While the retrievable tool 200 is shown as comprising an integrated retrieval tool 204, it will be appreciated that alternative embodiments of the retrievable tool 200 do not comprise the integrated retrieval tool 204. As explained below in more detail, in a hydrocarbon production system 100 comprising multiple retrievable downhole tools 200 positioned within a single well bore 106, is some cases, the lowest located retrievable downhole tool 200 can be provided without the integrated retrieval tool 204.

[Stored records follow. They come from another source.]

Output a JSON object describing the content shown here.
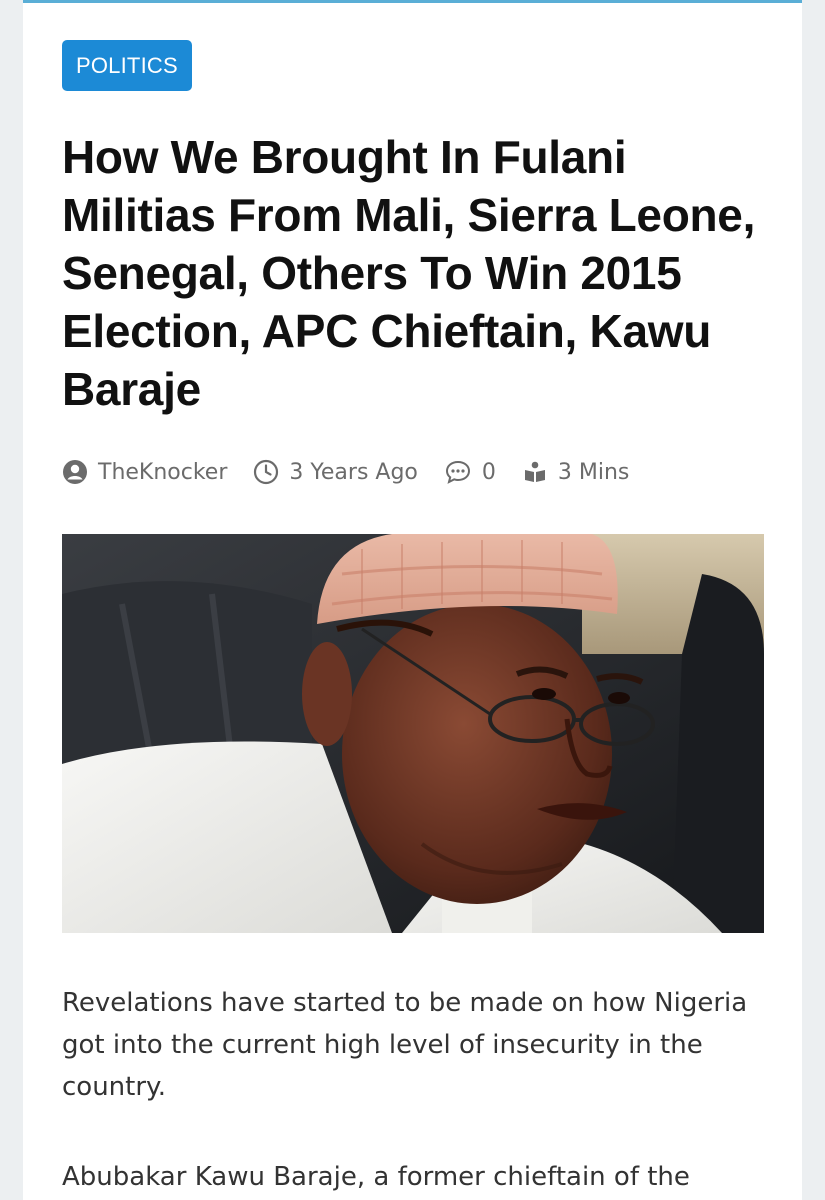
{
  "article": {
    "category": "POLITICS",
    "headline": "How We Brought In Fulani Militias From Mali, Sierra Leone, Senegal, Others To Win 2015 Election, APC Chieftain, Kawu Baraje",
    "meta": {
      "author": "TheKnocker",
      "date": "3 Years Ago",
      "comments": "0",
      "read_time": "3 Mins"
    },
    "image": {
      "subject": "portrait of a man wearing a patterned cap and glasses"
    },
    "paragraphs": [
      "Revelations have started to be made on how Nigeria got into the current high level of insecurity in the country.",
      "Abubakar Kawu Baraje, a former chieftain of the"
    ]
  },
  "colors": {
    "accent": "#1c8ad6",
    "headline": "#111111",
    "meta": "#6b6b6b",
    "body_text": "#333333"
  },
  "icons": {
    "author": "user-circle-icon",
    "date": "clock-icon",
    "comments": "comment-bubble-icon",
    "read_time": "reader-icon"
  }
}
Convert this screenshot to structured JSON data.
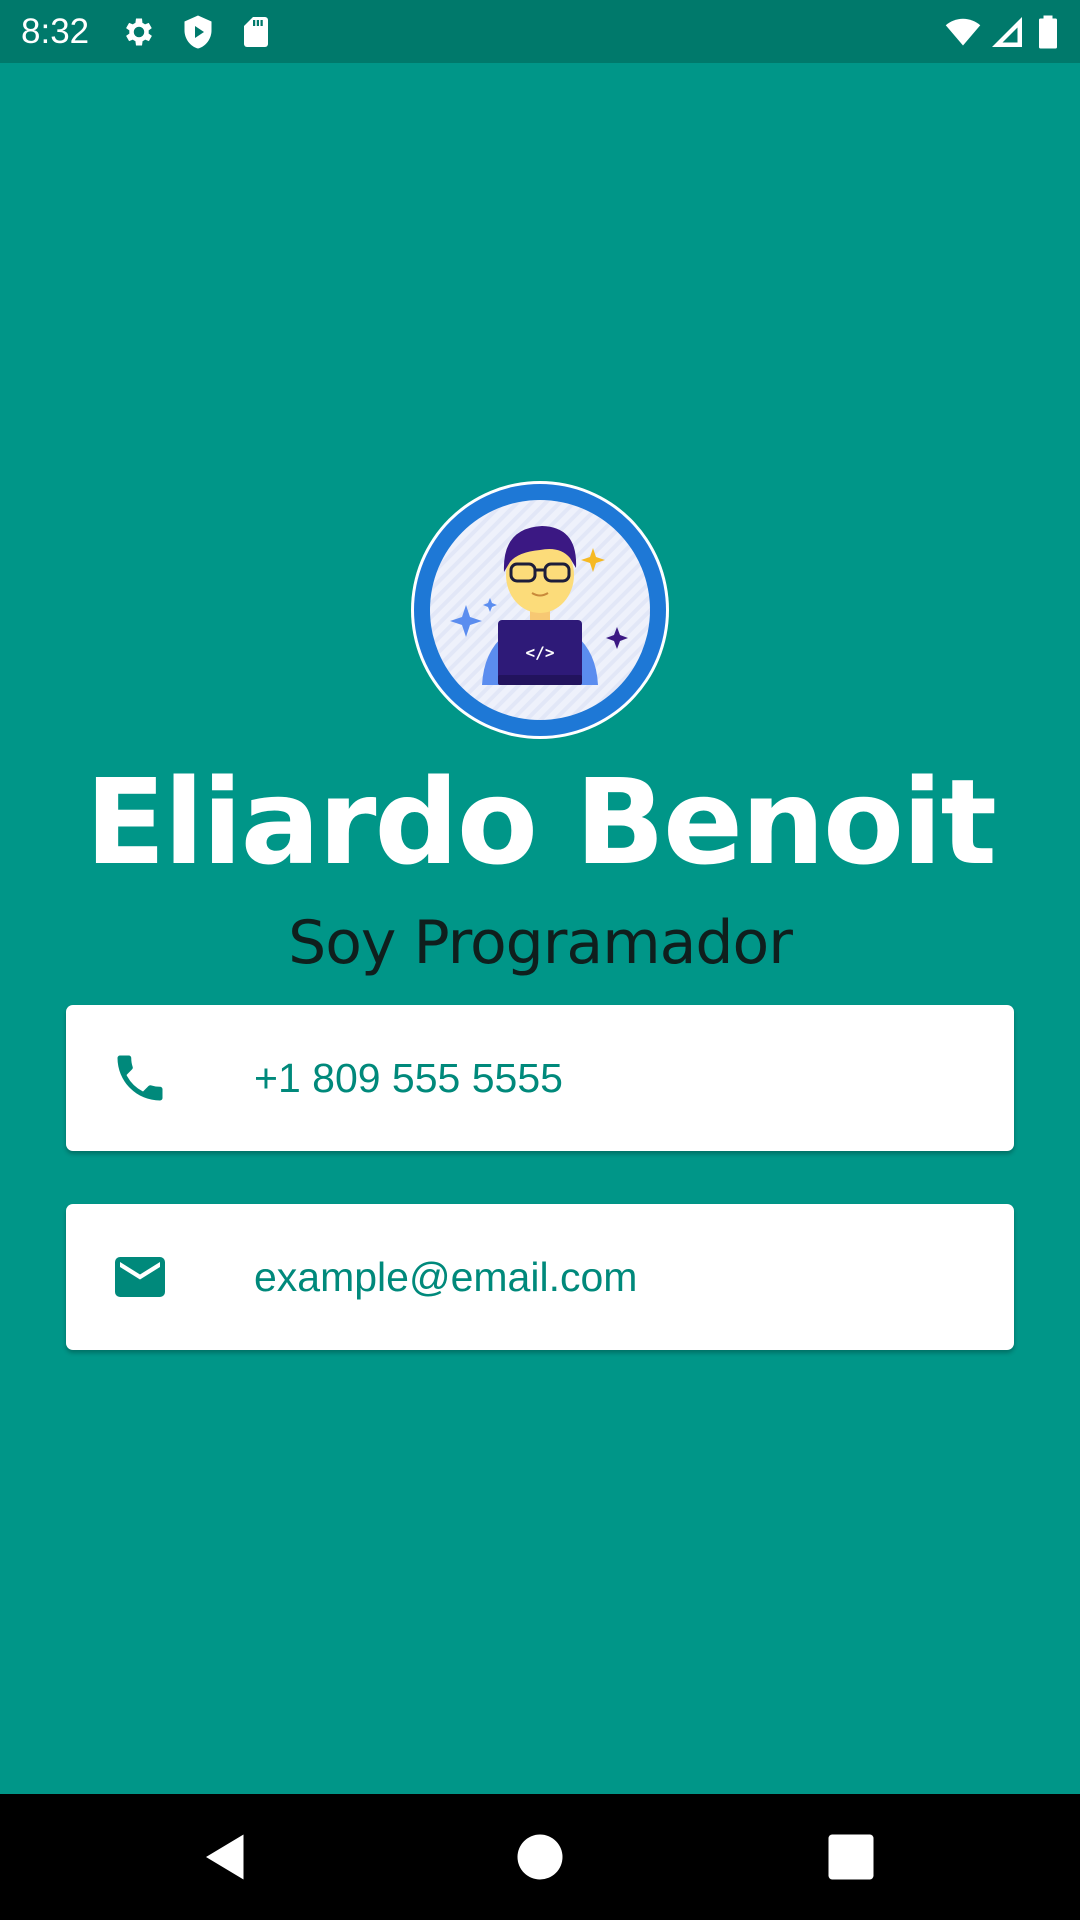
{
  "status_bar": {
    "time": "8:32",
    "icons_left": [
      "gear-icon",
      "shield-play-icon",
      "sd-card-icon"
    ],
    "icons_right": [
      "wifi-icon",
      "cell-signal-icon",
      "battery-icon"
    ]
  },
  "profile": {
    "avatar_icon": "programmer-avatar-icon",
    "avatar_code_text": "</>",
    "name": "Eliardo Benoit",
    "title": "Soy Programador"
  },
  "contacts": {
    "phone": {
      "icon": "phone-icon",
      "value": "+1 809 555 5555"
    },
    "email": {
      "icon": "mail-icon",
      "value": "example@email.com"
    }
  },
  "nav_bar": {
    "buttons": [
      "back-icon",
      "home-icon",
      "recents-icon"
    ]
  },
  "colors": {
    "background": "#009688",
    "status_bar": "#00796B",
    "accent_text": "#00897B",
    "card": "#FFFFFF",
    "avatar_ring": "#1E78D6"
  }
}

Referring now to FIGS. 4A-4C, the steps of removing multiple retrievable downhole tools 200 from a well bore 106 are shown. FIG. 4A depicts three retrievable downhole tools 200 disposed in a well bore 106, each in a state where one or more soluble components has degraded so that the tools 200 are ready for retrieval. As shown, an uppermost retrievable downhole tool 200′ and a middle retrievable downhole tool 200″ comprise integrated retrieval tools 204 while a lowest retrievable downhole tool 200′″ does not comprise an integrated retrieval tool 204. However, a pig 232 is located within the well bore 106 downhole relative to the lowest retrievable downhole tool 200′″. FIG. 4B shows the three retrievable downhole tools 200 connected together for removal from the well bore 106. More specifically, FIG. 4B shows that the cable 118 has been lowered to connect the uppermost retrievable downhole tool 200′ to the middle retrievable downhole tool 200″ via the integrated retrieval tool 204 of the uppermost retrievable downhole tool 200′. Similarly, the middle retrievable downhole tool 200″ is connected to the lowest retrievable downhole tool 200′″ via the integrated retrieval tool 204 of the middle retrievable downhole tool 200″. FIG. 4C shows that with the three retrievable downhole tools 200 coupled to each other, the cable 118 can be raised to remove all three retrievable downhole tools 200 in a single trip. In alternative embodiments where the retrievable downhole tools 200 are each sufficiently loosely disposed in the well bore 106 as a function of significant degradation of the soluble components, well pressure emanating from below the pig 232 may force the pig 232 upward into contact with the lowest retrievable downhole tool 200′″, the lowest retrievable downhole tool 200′ upward into contact with the middle retrievable downhole tool 200″, and the middle retrievable downhole tool 200″ upward into contact with the uppermost retrievable downhole tool 200′. The fluid pressure below the pig 232 may force all three retrievable downhole tools 200 upward toward the surface and/or out of the well bore 106 without the need to trip the cable 118 down into contact with any of the retrievable downhole tools 200.

The particular embodiments disclosed above are illustrative only, as the application may be modified and practiced in different but equivalent manners apparent to those skilled in the art having the benefit of the teachings herein. It is therefore evident that the particular embodiments disclosed above may be altered or modified, and all such variations are considered within the scope and spirit of the application. Accordingly, the protection sought herein is as set forth in the description. It is apparent that an application with significant advantages has been described and illustrated. Although the present application is shown in a limited number of forms, it is not limited to just these forms, but is amenable to various changes and modifications without departing from the spirit thereof.